As if proving Cheese-eater’s words, there came a loud howling of the Wolf from somewhere far ahead.
“Even if you are good at playing tricks, you can’t play with the truth. Its road is straight and you won’t avoid it. We don’t like the truth, of course, but without it our life is lost. Let’s go, Vova, and get even with the grey robber. He’ll get his punishment for all the sheep’s tears.”

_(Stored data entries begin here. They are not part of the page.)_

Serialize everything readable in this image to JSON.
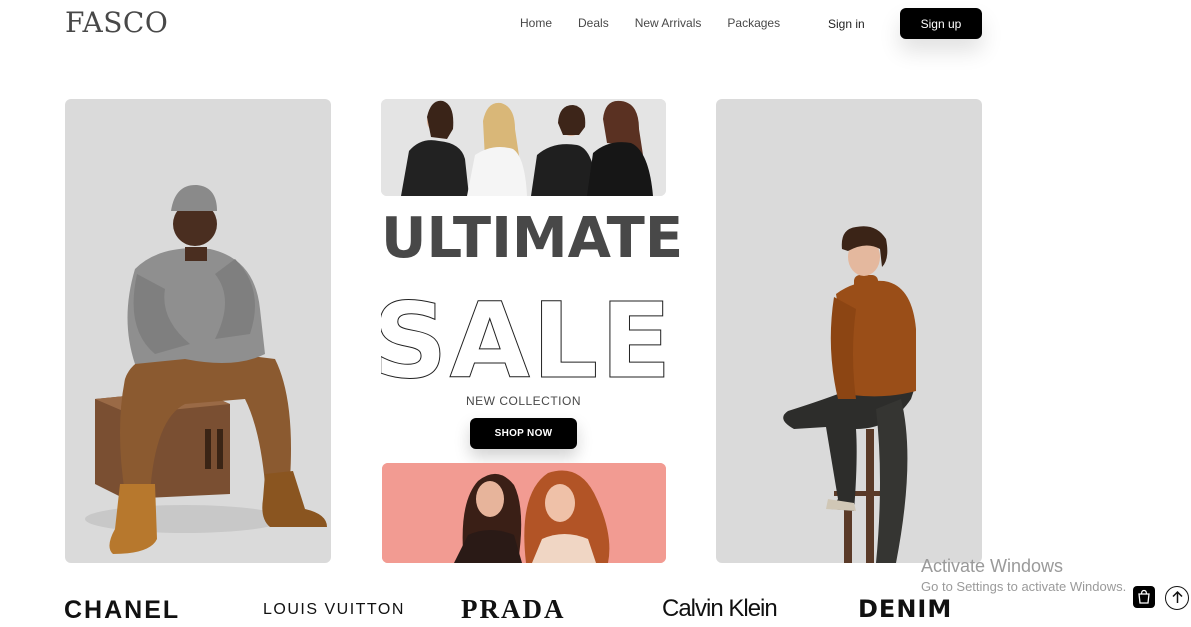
{
  "header": {
    "logo": "FASCO",
    "nav": [
      "Home",
      "Deals",
      "New Arrivals",
      "Packages"
    ],
    "signin": "Sign in",
    "signup": "Sign up"
  },
  "hero": {
    "headline": "ULTIMATE",
    "sale": "SALE",
    "subtitle": "NEW COLLECTION",
    "cta": "SHOP NOW"
  },
  "brands": [
    "CHANEL",
    "LOUIS VUITTON",
    "PRADA",
    "Calvin Klein",
    "DENIM"
  ],
  "overlay": {
    "title": "Activate Windows",
    "subtitle": "Go to Settings to activate Windows."
  },
  "icons": {
    "cart": "shopping-bag-icon",
    "scroll_top": "arrow-up-icon"
  },
  "colors": {
    "panel": "#dadada",
    "coral": "#f29b92",
    "button": "#000000"
  }
}
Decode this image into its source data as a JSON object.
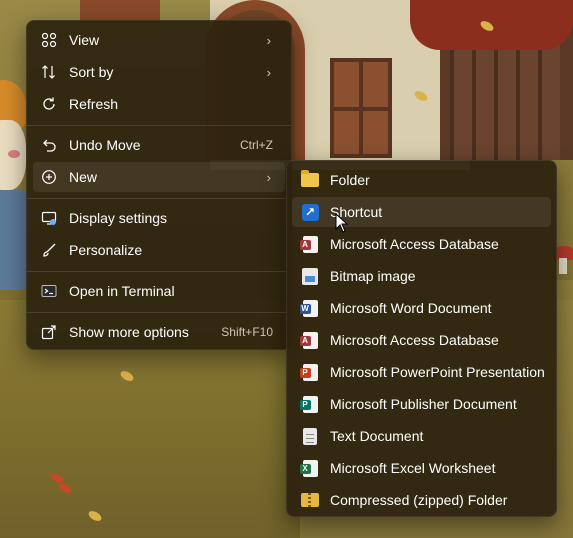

Cheese-eater quickly ran up the pit wall. As for Vovka, he was slowly getting out, holding the roots that were protruding from all sides of the hole. To get through the thicket, following the Wolf’s way was much easier – the grass was flattened, the branches broken. The Wolf left a tunnel-like path behind him. Cheese-eater was again on Vovka’s shoulder, advising how to get through without stomping on nests and ant-hills, or falling down. The Wolf’s howling was closer and more pitiful now. Then it became very close and similar to a whining of a child, who had been punished and felt pity for himself. When Vovka saw the Wolf, he understood Cheese-eater’s words. The Wolf had caught himself. He hadn’t paid any attention, when they disappeared, and kept going, thinking that he was still chasing his prey. The forest grew thicker, and the Wolf could hardly squeeze through the bushes that were scratching his skin. But he wasn’t able to stop. He was greedy and didn’t want to quit his chase. He was pushing his way through the thicket until he got stuck. Young oaks and birch-trees firmly held the Wolf with their thin, but strong trunks. If he had stopped or jumped away, he would have been saved. But, pushing through, the Wolf got into a place, where the young trees were growing very close to each other, and was completely stuck. Seeing him in a live tree-trap amused Vovka at first, because he realized that the Wolf couldn’t do them any harm. But then he started to think seriously how to get him out without instruments. As for Cheese-eater, she was having a lot of fun.